History

United States
- Name: USS Delphinus
- Builder: Workman, Clark and Co., Ltd., Belfast
- Laid down: 1915, as SS San Mateo
- Launched: 5 May 1915
- Acquired: 11 August 1942
- Commissioned: 11 August 1942
- Decommissioned: 8 May 1946
- Renamed: Delphinus, 22 August 1942
- Fate: Returned to the War Shipping Administration, 8 May 1946

General characteristics
- Type: Store ship
- Displacement: 5,230 long tons (5,314 t) full load
- Length: 328 ft (100 m)
- Beam: 44 ft 2 in (13.46 m)
- Draft: 23 ft (7.0 m)
- Propulsion: Reciprocating engines, single screw, 2,500 shp (1,864 kW)
- Speed: 12.5 knots (23.2 km/h; 14.4 mph)
- Complement: 107
- Armament: 1 × 4"/50 caliber guns; 1 × 3"/50 caliber guns; 6 × 20 mm guns;

= USS Delphinus (AF-24) =

Cargo ship of the United States Navy

USS Delphinus (AF-24) was built in 1915 as by Workman Clark and Co., Ltd., Belfast, Northern Ireland; acquired by the U.S. Navy 11 August 1942; and commissioned the same day as San Mateo. She was assigned the name Delphinus on 22 August 1942.
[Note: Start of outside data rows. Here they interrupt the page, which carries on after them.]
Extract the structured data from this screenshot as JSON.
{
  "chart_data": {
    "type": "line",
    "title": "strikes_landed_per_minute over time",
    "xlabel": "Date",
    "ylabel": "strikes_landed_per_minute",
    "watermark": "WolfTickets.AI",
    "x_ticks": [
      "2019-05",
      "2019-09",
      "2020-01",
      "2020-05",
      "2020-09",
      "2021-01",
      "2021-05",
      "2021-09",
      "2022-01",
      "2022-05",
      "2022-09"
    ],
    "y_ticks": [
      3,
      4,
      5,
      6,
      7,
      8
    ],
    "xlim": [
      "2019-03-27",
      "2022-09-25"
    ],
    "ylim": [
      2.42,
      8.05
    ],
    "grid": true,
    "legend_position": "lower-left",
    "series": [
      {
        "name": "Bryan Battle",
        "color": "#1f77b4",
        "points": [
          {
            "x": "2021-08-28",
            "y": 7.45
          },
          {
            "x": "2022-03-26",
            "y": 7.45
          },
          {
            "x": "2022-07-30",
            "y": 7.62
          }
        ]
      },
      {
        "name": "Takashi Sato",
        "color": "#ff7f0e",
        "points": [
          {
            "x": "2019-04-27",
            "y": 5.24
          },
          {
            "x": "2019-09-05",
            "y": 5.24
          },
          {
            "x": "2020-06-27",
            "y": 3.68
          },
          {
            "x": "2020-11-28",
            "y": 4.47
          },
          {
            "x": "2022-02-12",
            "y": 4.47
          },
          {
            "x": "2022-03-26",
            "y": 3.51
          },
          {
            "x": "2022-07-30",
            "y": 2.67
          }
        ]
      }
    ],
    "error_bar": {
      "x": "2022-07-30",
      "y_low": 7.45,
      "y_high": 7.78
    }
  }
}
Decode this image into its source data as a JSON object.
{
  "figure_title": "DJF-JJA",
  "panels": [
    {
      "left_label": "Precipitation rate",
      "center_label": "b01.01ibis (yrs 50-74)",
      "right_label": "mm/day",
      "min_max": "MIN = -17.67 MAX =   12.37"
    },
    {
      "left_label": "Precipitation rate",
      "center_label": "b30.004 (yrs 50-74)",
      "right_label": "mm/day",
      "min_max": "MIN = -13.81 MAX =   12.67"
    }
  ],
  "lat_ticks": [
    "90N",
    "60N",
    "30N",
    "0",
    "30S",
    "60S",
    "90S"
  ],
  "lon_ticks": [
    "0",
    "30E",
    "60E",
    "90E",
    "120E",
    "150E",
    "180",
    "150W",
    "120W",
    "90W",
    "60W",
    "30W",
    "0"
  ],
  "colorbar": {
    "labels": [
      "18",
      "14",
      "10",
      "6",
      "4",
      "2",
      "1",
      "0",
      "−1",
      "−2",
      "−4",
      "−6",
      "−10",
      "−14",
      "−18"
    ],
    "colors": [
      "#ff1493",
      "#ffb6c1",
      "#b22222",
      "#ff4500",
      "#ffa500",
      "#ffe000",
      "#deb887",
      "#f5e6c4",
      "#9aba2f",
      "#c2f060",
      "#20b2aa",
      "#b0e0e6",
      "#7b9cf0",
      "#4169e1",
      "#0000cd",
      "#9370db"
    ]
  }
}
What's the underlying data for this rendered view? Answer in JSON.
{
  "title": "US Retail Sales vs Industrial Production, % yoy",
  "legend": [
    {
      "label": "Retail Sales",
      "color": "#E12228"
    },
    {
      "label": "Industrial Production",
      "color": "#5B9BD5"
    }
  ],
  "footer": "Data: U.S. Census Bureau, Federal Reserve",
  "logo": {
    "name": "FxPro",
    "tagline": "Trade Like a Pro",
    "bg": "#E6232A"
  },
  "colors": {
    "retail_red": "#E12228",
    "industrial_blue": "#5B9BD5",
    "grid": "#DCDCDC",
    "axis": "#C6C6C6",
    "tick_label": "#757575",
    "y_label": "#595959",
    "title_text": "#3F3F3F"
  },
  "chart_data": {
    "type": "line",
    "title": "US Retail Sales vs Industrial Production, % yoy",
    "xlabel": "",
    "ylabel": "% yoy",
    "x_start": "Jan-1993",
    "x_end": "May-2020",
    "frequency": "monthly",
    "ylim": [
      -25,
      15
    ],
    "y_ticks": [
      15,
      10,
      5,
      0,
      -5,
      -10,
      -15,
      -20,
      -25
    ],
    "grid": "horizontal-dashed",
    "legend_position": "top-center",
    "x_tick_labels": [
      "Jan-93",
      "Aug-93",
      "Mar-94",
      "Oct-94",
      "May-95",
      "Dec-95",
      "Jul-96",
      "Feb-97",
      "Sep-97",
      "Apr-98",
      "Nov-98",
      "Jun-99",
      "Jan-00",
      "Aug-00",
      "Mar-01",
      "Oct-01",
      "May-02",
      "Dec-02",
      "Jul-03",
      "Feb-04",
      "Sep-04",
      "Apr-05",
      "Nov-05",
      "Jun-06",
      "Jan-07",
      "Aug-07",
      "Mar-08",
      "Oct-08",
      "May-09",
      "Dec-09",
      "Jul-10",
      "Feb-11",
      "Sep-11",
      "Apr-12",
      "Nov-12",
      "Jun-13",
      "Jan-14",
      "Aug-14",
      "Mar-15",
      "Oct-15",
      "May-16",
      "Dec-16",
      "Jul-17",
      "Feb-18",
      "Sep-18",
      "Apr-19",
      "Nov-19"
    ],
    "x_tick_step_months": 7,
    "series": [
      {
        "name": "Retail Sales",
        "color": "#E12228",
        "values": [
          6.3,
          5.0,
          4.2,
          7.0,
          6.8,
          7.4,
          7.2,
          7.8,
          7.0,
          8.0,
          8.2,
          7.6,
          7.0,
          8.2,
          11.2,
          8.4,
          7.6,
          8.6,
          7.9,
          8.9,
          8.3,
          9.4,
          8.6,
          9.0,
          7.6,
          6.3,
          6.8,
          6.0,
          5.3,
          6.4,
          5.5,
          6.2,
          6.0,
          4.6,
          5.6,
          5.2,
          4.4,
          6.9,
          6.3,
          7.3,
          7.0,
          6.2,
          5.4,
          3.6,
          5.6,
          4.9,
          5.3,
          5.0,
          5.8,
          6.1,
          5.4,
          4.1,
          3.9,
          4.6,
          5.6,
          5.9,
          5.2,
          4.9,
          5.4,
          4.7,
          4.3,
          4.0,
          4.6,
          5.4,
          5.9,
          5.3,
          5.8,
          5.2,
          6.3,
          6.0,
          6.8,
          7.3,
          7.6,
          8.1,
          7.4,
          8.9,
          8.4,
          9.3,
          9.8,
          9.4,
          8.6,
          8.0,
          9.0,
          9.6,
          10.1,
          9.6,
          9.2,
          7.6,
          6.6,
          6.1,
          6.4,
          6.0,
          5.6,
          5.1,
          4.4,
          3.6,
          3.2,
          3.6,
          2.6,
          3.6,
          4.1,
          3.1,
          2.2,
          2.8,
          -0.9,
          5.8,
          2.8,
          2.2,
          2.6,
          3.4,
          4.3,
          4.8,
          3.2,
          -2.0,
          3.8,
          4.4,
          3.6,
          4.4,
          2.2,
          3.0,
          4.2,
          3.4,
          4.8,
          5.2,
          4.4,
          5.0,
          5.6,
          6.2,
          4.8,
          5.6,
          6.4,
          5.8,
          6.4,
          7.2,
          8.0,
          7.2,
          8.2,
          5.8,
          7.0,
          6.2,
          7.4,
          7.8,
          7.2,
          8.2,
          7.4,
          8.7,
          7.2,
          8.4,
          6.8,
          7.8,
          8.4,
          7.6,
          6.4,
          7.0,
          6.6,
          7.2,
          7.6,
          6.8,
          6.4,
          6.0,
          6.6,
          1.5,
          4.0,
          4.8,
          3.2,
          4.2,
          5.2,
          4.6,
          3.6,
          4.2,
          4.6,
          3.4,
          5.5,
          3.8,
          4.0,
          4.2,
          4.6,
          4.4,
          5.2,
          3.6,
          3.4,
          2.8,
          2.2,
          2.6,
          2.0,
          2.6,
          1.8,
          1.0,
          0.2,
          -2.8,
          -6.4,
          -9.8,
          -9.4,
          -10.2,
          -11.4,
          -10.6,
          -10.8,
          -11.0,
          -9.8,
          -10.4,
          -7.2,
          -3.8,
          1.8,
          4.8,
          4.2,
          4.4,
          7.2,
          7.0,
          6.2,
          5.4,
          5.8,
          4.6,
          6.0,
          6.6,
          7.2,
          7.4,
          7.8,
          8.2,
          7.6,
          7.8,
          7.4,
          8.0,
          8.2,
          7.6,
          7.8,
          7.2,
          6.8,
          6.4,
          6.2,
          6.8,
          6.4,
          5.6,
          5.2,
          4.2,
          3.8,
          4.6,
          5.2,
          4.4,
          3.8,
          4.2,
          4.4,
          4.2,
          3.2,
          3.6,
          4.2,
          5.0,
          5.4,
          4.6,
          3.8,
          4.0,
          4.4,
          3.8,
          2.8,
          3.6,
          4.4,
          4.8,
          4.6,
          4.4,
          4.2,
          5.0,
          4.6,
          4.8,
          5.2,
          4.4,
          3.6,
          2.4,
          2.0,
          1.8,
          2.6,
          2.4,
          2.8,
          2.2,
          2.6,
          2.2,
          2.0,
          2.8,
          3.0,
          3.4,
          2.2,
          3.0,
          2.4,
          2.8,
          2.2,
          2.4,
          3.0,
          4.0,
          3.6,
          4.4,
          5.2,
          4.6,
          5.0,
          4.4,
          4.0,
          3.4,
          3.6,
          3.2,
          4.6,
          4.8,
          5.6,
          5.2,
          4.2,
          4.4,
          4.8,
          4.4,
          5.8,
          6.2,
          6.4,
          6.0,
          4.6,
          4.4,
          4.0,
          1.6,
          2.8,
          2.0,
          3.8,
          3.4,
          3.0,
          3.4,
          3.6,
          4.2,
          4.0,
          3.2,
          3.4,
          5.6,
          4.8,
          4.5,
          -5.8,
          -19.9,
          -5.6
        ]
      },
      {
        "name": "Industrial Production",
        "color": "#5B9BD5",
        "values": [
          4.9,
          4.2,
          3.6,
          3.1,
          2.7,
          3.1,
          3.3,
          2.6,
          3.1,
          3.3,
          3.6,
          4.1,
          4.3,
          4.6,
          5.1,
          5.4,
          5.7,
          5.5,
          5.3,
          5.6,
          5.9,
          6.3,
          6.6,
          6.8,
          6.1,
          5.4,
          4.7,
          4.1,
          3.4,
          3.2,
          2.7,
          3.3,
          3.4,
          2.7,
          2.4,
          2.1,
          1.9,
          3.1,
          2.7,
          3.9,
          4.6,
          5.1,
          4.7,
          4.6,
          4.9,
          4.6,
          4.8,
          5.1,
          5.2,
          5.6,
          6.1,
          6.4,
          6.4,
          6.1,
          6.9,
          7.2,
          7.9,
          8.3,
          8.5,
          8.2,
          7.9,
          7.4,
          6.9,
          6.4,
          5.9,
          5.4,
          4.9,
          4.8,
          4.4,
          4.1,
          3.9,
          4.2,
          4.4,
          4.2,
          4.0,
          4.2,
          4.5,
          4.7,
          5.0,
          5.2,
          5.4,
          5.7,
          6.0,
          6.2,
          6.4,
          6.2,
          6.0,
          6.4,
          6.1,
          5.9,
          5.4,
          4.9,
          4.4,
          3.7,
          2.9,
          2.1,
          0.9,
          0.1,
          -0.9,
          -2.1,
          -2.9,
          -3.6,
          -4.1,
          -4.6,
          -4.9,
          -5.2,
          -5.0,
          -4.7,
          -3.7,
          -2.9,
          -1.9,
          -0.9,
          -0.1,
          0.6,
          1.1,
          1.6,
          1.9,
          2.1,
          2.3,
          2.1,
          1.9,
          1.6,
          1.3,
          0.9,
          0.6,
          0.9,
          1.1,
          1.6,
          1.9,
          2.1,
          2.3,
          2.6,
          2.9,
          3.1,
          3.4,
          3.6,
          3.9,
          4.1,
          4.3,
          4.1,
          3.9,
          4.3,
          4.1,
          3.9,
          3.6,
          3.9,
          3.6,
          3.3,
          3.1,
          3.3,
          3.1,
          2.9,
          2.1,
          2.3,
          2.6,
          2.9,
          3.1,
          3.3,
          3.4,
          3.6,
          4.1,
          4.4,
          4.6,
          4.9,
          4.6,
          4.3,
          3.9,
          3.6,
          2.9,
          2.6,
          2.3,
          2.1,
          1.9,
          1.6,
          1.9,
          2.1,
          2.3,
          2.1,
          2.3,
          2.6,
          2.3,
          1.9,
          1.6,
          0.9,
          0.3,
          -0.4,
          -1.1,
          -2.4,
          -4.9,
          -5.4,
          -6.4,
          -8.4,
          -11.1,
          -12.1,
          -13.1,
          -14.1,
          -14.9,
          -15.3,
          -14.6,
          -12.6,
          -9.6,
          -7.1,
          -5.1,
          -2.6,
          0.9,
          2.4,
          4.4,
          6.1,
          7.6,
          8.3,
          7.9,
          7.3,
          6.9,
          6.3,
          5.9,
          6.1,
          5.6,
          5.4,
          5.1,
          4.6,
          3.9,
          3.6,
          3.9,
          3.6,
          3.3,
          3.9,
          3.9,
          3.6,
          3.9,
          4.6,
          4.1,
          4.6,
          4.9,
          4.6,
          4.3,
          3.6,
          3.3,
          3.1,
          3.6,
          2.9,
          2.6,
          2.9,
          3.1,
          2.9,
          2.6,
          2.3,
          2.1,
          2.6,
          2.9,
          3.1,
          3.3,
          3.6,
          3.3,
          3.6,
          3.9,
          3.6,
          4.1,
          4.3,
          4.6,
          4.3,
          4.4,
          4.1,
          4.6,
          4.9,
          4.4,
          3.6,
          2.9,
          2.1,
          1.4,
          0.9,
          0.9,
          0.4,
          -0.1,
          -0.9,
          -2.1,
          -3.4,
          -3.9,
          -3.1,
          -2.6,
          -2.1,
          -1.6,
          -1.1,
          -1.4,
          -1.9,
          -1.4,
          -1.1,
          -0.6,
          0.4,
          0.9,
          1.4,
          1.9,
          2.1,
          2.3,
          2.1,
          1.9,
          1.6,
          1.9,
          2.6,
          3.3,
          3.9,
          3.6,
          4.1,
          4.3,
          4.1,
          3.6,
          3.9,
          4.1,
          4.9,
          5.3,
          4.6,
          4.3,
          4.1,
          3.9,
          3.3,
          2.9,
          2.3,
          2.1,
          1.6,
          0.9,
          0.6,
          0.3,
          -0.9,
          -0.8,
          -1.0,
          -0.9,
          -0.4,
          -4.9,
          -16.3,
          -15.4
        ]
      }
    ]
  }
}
== World War II Pacific operations==
Departing San Francisco, California, 12 September 1942, Delphinus arrived at Auckland, New Zealand, 4 October. She operated from this base until the end of 1945, carrying chilled and frozen provisions to forward bases in the South Pacific and to the Society, Fiji, and Samoan Islands.

After calling at Manila in January 1946, Delphinus sailed for the west coast, arriving at San Francisco, California, 23 February. For a brief period she carried cargo along the west coast and to Pearl Harbor, then sailed to New Orleans, Louisiana.

== End-of-War Decommissioning ==
Delphinus was decommissioned on 8 May 1946 in New Orleans, and was delivered to the War Shipping Administration the same day.